After I generated mark and mkmk features using the auto features by Fontlab, here is the result when I combined those 3 glyphs (in order from left to right of the image above) together and turned the mark and mkmk features on. It seems that top anchor is attached to bottom.

What I expect is the following.

And I also expect it to be able to do the following.


What was wrong here? What should I do to achieve the expected result?
I'm fairly new to type design. Thank you in advance for your reply.
Comments
What should be happening is that mark feature lookups have process mark filters set so that the lookup for the top marks only processes top marks, and the lookup for bottom marks only processes bottom marks. If the lookup for top marks is not filtered in this way, then the presence of the bottom mark interferes with the positioning of the top mark on the base.
Unless there are settings for this, I suspect that this is a Fontlab bug. I tried the same thing on Glyphs, exactly the same naming of anchors, and there is no problem at all.
I will try to file this issue to Fontlab support and see if this is a bug or I simply misconfigured something.

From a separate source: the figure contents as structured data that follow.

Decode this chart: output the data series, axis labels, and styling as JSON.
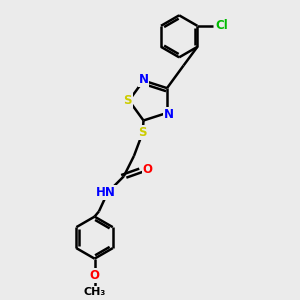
{
  "bg_color": "#ebebeb",
  "bond_color": "#000000",
  "bond_width": 1.8,
  "atom_colors": {
    "N": "#0000ff",
    "S": "#cccc00",
    "O": "#ff0000",
    "Cl": "#00bb00",
    "C": "#000000",
    "H": "#555555"
  },
  "font_size": 8.5,
  "fig_size": [
    3.0,
    3.0
  ],
  "dpi": 100
}
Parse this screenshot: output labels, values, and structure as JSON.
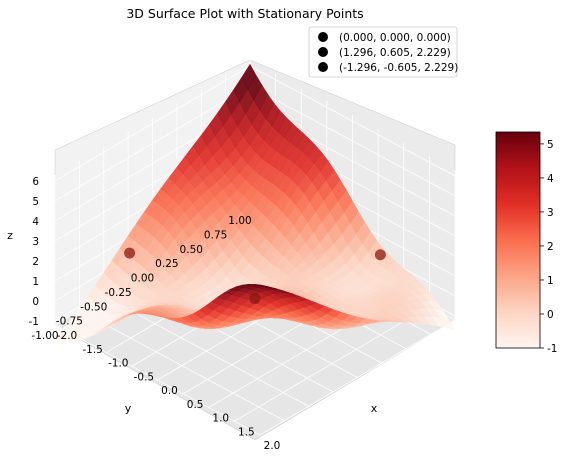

I tried comparing features generated by Fontlab to Glyphs and 'mark' is nearly identical while 'mkmk' is significantly different.
I found out that Glyphs is doing something behind the scene at the time of feature generation–it creates an additional set of anchors at the same position and it uses one set for mark and another set for mkmk while Fontlab uses the same name of anchors for both mark and mkmk features.

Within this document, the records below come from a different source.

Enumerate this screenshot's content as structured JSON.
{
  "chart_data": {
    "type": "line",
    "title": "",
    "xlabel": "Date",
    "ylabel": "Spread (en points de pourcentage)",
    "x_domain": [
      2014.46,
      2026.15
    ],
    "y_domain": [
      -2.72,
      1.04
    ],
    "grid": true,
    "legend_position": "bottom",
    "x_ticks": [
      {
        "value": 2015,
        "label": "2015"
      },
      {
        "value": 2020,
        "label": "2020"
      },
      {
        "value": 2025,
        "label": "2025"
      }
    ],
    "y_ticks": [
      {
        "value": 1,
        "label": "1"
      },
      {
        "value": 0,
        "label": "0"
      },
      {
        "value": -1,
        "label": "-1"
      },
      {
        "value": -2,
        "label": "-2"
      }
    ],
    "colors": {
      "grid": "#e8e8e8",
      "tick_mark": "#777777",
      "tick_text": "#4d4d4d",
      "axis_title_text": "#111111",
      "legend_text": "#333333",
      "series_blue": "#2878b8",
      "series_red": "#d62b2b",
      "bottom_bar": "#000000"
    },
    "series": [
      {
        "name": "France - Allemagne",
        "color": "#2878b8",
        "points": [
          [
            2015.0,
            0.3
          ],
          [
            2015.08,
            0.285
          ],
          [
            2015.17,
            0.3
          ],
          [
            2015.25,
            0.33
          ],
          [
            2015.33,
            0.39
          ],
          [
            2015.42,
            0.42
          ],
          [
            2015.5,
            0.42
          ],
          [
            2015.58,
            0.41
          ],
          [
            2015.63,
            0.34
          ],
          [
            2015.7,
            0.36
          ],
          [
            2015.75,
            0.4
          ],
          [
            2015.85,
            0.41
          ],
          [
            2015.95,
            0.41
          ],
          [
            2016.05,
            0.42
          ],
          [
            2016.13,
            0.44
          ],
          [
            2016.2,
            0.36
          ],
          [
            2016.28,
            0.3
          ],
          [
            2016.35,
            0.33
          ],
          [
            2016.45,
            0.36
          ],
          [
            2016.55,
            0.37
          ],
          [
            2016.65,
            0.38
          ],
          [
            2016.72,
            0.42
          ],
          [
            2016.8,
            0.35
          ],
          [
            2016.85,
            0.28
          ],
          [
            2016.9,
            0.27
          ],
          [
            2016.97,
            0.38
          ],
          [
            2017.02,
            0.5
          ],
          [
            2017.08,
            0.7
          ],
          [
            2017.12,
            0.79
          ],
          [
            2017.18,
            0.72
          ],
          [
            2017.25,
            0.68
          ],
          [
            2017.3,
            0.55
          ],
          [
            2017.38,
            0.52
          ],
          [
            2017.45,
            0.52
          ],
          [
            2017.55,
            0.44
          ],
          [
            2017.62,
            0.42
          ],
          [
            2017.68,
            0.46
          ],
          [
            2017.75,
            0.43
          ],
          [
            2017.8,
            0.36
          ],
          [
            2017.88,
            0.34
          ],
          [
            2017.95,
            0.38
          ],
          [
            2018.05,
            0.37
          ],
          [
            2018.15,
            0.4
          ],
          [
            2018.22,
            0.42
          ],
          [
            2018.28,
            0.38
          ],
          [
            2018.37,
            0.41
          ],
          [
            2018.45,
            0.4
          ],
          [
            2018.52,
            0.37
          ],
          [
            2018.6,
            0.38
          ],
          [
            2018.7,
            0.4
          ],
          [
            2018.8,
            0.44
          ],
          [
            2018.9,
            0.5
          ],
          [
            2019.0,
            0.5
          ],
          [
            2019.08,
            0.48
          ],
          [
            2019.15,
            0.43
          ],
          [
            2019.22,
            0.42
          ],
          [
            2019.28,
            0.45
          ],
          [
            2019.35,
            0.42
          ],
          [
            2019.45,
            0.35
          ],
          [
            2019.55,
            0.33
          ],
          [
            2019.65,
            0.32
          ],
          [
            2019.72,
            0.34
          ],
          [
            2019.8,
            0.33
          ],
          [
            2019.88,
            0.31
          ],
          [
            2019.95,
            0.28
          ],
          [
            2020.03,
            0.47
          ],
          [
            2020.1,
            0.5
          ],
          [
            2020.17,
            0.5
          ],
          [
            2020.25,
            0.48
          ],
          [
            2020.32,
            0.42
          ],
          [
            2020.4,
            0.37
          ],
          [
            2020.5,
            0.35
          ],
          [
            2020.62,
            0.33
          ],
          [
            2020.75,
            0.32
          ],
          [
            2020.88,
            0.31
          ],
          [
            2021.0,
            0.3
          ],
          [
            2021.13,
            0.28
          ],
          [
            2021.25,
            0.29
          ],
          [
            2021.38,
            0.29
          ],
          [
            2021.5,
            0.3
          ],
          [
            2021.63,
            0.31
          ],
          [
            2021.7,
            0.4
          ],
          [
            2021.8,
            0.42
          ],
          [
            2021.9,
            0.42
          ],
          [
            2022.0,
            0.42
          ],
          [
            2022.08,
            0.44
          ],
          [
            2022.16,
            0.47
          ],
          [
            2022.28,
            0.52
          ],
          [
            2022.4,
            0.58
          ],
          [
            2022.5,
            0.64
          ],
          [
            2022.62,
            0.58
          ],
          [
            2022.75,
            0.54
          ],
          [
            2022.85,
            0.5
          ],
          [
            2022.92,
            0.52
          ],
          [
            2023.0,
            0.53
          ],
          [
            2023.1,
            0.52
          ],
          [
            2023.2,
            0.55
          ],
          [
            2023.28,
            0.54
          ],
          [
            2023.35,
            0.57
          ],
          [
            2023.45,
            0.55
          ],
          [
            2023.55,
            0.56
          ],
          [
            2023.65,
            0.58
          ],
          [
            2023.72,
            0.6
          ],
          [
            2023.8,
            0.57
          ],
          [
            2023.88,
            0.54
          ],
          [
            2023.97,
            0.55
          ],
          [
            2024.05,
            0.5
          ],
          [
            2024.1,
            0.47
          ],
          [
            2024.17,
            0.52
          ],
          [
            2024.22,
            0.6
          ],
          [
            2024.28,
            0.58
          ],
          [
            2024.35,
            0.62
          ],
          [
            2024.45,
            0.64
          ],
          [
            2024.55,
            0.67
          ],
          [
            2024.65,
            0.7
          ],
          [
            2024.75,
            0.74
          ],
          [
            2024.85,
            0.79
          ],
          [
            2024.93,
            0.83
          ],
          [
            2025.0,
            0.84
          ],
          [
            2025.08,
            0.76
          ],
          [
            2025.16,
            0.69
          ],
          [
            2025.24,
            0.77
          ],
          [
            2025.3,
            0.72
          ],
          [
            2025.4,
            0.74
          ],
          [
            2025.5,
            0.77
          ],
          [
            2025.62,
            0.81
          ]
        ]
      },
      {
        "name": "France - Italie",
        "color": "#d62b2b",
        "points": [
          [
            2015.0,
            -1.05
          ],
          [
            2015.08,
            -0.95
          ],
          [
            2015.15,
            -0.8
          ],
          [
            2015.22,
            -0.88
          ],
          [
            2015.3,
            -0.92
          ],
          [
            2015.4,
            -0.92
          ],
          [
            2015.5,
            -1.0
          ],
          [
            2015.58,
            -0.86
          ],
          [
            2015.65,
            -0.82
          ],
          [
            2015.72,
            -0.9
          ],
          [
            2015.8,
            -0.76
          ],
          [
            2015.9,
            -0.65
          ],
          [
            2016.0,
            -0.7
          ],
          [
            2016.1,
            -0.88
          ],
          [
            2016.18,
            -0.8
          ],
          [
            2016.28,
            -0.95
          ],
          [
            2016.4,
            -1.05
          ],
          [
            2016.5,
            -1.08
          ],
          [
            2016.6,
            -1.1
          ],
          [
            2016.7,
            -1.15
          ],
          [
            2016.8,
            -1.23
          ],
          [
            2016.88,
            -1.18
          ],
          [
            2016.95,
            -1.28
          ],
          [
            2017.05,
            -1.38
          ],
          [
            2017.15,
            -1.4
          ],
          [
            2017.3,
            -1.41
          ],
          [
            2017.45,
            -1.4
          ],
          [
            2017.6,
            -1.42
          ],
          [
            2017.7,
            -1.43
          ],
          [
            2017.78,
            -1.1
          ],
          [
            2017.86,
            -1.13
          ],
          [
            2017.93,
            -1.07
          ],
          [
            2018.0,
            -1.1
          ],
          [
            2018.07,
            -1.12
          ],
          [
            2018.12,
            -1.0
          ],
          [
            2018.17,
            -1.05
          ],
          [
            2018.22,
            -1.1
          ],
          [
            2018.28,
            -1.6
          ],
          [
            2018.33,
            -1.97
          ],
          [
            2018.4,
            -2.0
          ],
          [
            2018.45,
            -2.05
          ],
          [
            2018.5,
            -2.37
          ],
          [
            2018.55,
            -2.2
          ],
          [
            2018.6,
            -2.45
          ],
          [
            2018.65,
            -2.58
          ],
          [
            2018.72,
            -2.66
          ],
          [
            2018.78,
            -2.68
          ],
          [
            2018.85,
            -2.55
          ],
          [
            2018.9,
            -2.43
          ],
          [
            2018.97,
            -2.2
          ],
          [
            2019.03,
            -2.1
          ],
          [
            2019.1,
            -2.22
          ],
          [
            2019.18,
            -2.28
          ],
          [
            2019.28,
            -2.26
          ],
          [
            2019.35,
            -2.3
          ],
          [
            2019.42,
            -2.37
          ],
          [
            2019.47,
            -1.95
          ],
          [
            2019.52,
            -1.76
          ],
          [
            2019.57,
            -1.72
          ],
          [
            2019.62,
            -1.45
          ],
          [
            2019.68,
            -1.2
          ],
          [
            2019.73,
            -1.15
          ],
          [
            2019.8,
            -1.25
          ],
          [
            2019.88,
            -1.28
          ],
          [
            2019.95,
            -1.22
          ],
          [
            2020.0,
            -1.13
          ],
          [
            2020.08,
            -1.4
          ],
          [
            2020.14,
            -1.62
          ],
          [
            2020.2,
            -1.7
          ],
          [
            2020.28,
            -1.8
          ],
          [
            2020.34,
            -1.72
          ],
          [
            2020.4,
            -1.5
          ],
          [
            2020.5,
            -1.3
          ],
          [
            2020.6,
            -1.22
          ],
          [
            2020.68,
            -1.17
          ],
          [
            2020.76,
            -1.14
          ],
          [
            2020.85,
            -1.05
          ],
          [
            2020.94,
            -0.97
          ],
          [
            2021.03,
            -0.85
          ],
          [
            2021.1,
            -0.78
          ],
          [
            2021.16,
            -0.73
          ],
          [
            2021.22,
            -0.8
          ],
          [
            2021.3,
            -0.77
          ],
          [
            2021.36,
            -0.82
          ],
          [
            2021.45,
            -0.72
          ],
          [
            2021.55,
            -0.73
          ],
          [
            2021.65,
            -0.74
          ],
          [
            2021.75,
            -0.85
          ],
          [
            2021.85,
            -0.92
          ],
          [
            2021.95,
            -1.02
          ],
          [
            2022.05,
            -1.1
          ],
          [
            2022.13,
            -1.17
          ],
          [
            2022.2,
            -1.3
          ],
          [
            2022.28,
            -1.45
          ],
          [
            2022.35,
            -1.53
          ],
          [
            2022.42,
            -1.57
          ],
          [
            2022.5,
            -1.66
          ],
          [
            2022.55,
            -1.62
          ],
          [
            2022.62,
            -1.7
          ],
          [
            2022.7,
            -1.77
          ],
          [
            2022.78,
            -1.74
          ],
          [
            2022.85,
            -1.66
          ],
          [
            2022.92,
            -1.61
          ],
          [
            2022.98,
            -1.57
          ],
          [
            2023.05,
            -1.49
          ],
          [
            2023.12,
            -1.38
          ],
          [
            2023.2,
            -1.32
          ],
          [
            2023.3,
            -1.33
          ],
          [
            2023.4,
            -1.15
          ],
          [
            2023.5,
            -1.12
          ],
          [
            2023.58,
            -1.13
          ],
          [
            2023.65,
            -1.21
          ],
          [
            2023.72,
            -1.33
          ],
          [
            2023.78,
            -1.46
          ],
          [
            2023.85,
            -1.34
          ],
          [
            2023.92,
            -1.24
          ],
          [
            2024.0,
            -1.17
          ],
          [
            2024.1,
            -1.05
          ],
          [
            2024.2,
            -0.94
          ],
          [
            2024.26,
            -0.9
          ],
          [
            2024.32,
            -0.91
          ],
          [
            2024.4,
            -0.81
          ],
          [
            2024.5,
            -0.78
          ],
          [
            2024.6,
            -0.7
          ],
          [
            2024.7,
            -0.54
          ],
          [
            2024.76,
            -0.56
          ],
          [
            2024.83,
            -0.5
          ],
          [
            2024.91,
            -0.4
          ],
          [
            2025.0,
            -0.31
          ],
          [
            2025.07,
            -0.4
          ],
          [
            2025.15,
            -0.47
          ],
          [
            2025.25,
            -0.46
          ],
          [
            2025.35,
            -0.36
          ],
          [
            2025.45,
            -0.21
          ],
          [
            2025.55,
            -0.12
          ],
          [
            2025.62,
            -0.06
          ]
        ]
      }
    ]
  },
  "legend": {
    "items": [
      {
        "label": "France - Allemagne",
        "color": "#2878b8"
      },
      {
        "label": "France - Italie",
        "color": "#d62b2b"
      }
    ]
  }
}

Not sure what is the significance of that, but anyway I got more info for their support team.
I would encourage you to address your demand on the Fontlab 7 forum where I'm sure you will receive an explanation. The Fontlab Team and the users are very helpful.
I'm using Autolayer recipes in FL7 to create diacritics.

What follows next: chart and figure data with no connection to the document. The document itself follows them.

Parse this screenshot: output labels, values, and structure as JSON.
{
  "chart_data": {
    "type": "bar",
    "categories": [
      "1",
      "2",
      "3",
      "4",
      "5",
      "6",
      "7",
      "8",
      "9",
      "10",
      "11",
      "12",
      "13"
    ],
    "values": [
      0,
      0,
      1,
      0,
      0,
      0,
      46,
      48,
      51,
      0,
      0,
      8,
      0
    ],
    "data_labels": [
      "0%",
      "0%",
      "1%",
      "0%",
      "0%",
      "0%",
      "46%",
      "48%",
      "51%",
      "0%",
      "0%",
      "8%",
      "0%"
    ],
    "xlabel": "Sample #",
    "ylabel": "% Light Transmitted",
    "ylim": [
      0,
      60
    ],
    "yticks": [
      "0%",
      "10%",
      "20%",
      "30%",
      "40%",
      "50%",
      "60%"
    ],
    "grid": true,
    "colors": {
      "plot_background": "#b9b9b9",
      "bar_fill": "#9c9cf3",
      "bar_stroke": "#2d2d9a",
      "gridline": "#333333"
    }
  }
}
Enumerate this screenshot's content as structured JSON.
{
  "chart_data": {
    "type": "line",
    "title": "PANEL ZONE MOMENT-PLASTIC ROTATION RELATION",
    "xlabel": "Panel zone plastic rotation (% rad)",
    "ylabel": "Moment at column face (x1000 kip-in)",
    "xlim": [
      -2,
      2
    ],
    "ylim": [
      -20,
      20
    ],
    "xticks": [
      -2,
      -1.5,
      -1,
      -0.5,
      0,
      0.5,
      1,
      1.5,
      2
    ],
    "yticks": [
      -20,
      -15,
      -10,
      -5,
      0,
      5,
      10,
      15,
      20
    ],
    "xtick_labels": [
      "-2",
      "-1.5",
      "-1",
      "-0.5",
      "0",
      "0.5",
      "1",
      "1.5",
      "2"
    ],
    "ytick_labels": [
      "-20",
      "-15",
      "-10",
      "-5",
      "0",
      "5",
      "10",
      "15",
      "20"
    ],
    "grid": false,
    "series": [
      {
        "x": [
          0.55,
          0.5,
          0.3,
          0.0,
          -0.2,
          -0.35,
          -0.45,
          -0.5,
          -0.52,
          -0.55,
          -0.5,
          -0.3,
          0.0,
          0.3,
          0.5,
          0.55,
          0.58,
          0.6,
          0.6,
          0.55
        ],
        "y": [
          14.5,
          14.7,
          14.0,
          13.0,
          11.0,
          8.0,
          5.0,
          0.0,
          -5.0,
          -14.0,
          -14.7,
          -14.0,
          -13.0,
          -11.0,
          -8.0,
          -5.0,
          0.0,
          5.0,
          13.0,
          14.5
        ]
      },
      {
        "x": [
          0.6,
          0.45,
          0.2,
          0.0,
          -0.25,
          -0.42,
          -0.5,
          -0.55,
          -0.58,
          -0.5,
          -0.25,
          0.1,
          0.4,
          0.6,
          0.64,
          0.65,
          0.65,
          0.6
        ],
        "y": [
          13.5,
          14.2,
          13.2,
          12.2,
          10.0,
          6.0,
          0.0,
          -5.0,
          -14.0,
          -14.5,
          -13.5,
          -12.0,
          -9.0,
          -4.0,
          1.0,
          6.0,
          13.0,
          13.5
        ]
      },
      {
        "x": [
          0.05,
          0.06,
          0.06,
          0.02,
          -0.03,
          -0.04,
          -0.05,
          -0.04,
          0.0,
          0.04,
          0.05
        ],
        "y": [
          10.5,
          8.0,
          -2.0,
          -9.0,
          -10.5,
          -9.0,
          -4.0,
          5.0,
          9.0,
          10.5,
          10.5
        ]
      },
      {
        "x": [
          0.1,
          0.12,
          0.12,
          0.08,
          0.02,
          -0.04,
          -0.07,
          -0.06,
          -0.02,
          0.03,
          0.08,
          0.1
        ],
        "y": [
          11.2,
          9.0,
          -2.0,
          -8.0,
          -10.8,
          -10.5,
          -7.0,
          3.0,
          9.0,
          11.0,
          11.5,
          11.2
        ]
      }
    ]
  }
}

- To create a Vietnamese diacritic as Abreveacute where you have 2 accents, breve and acute, I found it easier to first create a "breveacutecomb" and then to use the recipe "A+breveacutecomb", with a "_top" anchor on "breveacutecomb".
I think I did it that way because I found it difficult to link 3 elements. I have no explanation for this.Hope this helps you!
The formula in Autolayer "a+breve+dotaccent" gives the desired result. The same with "a+dotaccent+breve".
So you can link 3 elements (contrary to what I believed and mentioned here).
About mark and mkmk features, I'm totally ignorant!
I tried fontmake and it works! It does the same behavior as Glyphs which I expected. So basically I have to adapt my workflow by lifting the mark/mkmk feature generation to fontmake in the meantime. Thank you for mentioning fontmake.
I appreciate the guide for Latin and Vietnamese diacritic as well. I wanted to include those scripts soon, so your replies are very helpful.
About mark and mkmk, I believe they (along with ccmp) are the only standard way to implement shaping logic for Thai scripts, so I really need to get them to work.
I will try mentioning this in detail to FontLab team when I have time and see if there is a way to make it works inside FontLab. I will keep this post updated if I got a reply.